When I texted my roommates to ask if it was okay to publish this conversation, our messages went as follows:

ME: Hello fronds

CORINNE: Prawns

ME: i am paraphrasing the mental health discussion we had earlier in the term

CORINNE: lol

ME: can i send u some quotes and u let me know if they’re okay to put in?

CORINNE: It’s 100% fake

KAYURI: when corinne and I discredited it lol

ME: //u put in any edits u want

ME: yes

CORINNE: I’m just like “why was I allowed to be in the room during all of my [family member redacted]’s sessions?”

CORINNE: Fucking county health services

CORINNE: Ya

CORINNE: Other q: what do u think beyonces resting heart rate is

...And we returned to more pressing matters.

I’m never going to have their epistemologies, and I’ll never know what it’s like to distrust the healthcare system or to be unable to afford treatment. This is such a privilege, one-upped only by the privilege of living with these two radiant moonstones who can take down mental health care in one rhetorical swoop.

But away from incisive critiques on modern Western healthcare and back to what really matters: my libido.

The efficacy of SSRIs is an open debate within the medical community (see “Should We Still Listen to Prozac? Peter D. Kramer Jumps Back Into the Antidepressant Debate,” a book review published in The New York Times the month I started medication). But I firmly felt like my energy levels were renewed, my interests piqued and I was back in a state of “feeling like myself again,” in all areas except for my interest in sex. SSRIs can limit the intensity of feeling, which means lows won’t feel so low; some who take the medication find it difficult to cry at all. Though this may seem like a numbing effect for some, it was exactly what I needed. When I was depressed, I’d say my #1 activity was lying in bed and staring at the wall, followed closely by random crying on the train next to uncomfortable commuters, prompted by absolutely nothing.

It might be the new interiority I’m feeling, much more comfort by myself, much more pleasure derived from things that were previously miserable, but the thought of sex is comparable to the satisfaction I get from scratching an itchy mosquito bite or eating a piece of chocolate. Once, over the summer, I found myself looking at the muted TV during sex. It was right after the Pulse nightclub shooting, and the Democrats were staging a sit-in in the Senate in an effort to push through gun legislation. I kept positioning myself strategically so that I could keep watching the hot, hot CNN action. At first I was disappointed that neither party thought to turn it off before intercourse, but then I found myself equally interested in both dramas.

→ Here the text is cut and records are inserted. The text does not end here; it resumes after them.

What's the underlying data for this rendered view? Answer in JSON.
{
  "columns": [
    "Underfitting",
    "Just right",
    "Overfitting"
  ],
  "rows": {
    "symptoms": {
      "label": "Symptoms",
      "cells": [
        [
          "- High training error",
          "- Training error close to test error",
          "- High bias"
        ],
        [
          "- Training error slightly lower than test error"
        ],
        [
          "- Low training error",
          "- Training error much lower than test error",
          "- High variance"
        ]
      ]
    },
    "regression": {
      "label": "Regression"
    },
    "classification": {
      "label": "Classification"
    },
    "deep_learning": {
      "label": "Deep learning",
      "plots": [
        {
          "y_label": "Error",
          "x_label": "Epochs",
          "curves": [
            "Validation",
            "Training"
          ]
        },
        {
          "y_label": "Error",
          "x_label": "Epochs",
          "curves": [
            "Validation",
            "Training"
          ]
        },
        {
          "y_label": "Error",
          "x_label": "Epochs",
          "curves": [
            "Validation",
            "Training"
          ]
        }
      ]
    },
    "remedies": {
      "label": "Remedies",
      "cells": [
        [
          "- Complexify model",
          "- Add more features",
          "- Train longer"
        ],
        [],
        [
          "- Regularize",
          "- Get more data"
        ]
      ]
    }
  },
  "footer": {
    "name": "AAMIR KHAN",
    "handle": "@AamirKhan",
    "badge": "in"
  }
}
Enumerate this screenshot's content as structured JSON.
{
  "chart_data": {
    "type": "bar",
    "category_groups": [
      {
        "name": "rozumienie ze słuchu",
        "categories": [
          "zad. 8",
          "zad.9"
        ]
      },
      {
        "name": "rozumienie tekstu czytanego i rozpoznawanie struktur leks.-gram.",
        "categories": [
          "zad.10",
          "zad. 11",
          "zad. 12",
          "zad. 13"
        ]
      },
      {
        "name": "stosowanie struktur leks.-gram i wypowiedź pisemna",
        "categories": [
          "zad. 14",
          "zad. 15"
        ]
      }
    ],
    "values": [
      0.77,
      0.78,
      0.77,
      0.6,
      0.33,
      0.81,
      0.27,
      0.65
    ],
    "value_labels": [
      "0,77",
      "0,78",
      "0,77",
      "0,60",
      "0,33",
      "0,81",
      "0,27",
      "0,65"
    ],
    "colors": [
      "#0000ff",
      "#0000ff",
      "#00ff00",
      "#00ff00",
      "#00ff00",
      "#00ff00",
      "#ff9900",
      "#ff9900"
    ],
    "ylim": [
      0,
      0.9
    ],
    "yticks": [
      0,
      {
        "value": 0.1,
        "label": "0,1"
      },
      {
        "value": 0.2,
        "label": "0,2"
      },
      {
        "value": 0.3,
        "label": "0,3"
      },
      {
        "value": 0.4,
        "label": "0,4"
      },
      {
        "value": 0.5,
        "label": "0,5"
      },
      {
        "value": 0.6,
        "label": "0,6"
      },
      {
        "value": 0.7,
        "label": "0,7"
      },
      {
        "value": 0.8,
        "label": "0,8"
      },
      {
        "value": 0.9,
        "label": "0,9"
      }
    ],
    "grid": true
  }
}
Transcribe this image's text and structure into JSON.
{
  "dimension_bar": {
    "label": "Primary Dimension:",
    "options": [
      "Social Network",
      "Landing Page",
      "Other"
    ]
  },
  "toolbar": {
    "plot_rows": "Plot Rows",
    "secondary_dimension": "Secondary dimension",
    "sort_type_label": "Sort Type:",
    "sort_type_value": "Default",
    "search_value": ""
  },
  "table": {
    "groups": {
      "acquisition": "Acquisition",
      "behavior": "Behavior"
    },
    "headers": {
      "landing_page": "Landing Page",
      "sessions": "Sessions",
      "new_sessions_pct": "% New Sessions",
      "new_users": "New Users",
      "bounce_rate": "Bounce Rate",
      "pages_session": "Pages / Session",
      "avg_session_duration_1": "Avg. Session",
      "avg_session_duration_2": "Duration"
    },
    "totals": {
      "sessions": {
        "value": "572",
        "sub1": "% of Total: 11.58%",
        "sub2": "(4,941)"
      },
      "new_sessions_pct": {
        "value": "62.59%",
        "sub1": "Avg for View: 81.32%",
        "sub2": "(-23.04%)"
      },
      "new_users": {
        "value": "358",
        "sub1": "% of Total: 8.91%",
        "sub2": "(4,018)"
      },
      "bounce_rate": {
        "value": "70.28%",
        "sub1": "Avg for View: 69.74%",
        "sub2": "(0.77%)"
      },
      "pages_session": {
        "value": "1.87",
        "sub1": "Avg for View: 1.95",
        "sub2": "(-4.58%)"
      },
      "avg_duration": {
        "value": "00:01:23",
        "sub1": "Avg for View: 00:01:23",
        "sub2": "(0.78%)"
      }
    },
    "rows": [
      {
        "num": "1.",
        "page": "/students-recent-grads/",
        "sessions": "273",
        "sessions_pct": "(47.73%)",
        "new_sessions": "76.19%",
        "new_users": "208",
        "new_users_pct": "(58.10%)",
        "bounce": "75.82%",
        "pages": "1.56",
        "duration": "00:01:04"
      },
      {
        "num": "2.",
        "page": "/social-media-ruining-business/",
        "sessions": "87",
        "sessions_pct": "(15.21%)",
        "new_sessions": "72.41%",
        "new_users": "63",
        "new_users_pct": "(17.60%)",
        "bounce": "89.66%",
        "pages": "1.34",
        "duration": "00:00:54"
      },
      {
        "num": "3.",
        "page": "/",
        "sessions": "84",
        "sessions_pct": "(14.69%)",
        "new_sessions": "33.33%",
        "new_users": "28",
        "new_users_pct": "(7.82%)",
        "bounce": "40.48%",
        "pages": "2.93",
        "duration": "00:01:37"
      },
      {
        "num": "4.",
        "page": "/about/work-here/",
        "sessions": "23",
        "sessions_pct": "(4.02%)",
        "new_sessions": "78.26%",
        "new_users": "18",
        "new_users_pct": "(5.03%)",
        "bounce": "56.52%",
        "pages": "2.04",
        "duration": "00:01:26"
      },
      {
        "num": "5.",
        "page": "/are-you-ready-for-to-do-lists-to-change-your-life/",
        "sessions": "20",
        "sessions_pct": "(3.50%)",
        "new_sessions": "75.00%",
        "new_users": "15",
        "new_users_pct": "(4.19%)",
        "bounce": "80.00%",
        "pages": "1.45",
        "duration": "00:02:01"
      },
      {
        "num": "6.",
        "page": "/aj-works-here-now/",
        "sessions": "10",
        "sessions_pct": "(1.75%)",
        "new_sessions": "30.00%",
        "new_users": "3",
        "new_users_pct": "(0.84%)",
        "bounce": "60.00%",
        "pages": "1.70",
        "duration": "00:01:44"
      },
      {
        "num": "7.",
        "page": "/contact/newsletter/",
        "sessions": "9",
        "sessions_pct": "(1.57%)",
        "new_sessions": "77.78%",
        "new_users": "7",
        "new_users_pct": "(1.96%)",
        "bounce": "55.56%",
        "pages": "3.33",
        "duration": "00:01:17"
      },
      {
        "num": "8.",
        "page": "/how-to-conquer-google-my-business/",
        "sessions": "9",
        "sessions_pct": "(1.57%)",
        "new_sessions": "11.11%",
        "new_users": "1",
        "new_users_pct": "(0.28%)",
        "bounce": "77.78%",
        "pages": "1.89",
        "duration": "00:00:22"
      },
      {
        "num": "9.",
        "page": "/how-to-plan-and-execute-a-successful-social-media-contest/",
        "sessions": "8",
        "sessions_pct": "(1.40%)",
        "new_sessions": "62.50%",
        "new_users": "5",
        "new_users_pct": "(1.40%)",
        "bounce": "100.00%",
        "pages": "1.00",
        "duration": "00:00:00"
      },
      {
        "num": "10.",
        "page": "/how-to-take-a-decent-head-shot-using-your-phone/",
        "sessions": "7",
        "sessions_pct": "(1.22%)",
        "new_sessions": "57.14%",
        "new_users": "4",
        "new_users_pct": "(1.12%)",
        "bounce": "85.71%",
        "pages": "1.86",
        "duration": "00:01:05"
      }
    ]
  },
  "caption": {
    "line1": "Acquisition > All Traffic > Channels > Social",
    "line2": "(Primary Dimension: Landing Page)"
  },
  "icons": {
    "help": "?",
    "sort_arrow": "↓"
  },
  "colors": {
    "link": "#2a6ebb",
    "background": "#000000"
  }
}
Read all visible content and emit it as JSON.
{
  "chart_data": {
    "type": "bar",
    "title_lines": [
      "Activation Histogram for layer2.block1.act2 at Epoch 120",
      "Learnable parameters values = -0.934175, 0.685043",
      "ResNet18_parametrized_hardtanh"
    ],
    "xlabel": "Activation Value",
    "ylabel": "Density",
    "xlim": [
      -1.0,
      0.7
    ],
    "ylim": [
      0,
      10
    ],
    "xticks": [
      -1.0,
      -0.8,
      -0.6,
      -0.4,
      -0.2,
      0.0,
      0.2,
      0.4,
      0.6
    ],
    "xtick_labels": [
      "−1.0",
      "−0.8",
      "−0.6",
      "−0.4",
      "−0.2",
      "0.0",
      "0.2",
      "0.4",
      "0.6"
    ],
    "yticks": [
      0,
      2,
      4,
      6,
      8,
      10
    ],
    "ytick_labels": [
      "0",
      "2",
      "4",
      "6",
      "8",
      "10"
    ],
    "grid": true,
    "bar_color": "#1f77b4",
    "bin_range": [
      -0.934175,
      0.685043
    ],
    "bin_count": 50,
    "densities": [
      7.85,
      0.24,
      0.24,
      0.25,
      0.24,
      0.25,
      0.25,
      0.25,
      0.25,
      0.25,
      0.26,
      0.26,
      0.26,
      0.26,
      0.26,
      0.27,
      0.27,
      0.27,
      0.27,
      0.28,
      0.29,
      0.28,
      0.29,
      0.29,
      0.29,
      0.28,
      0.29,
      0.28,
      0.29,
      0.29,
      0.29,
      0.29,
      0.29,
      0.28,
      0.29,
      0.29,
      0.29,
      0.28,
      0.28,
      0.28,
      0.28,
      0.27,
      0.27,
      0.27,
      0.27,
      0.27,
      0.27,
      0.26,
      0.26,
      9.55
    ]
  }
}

A decreased libido isn’t at all the end of the world. I’m definitely doing more homework, for example. I suppose there’s pressure to take hold of your youth; 20 isn’t exactly the typical age for sexual malaise. A final option is that I’m pickier now, that I value myself more and I want the people I engage with to bring me satisfaction. If I don’t see a partner as emotionally and intellectually stimulating, the question of attraction is erased. Maybe Depressed Elise sought validation through sex, and this new decrease in libido is just an increase in self-worth. I’ll investigate and report back. For now, though, I’ll return to room 310, The Castle of Celibacy, and put on the least sexy pajamas I can find and postulate about the New Sex with a couple of old maids.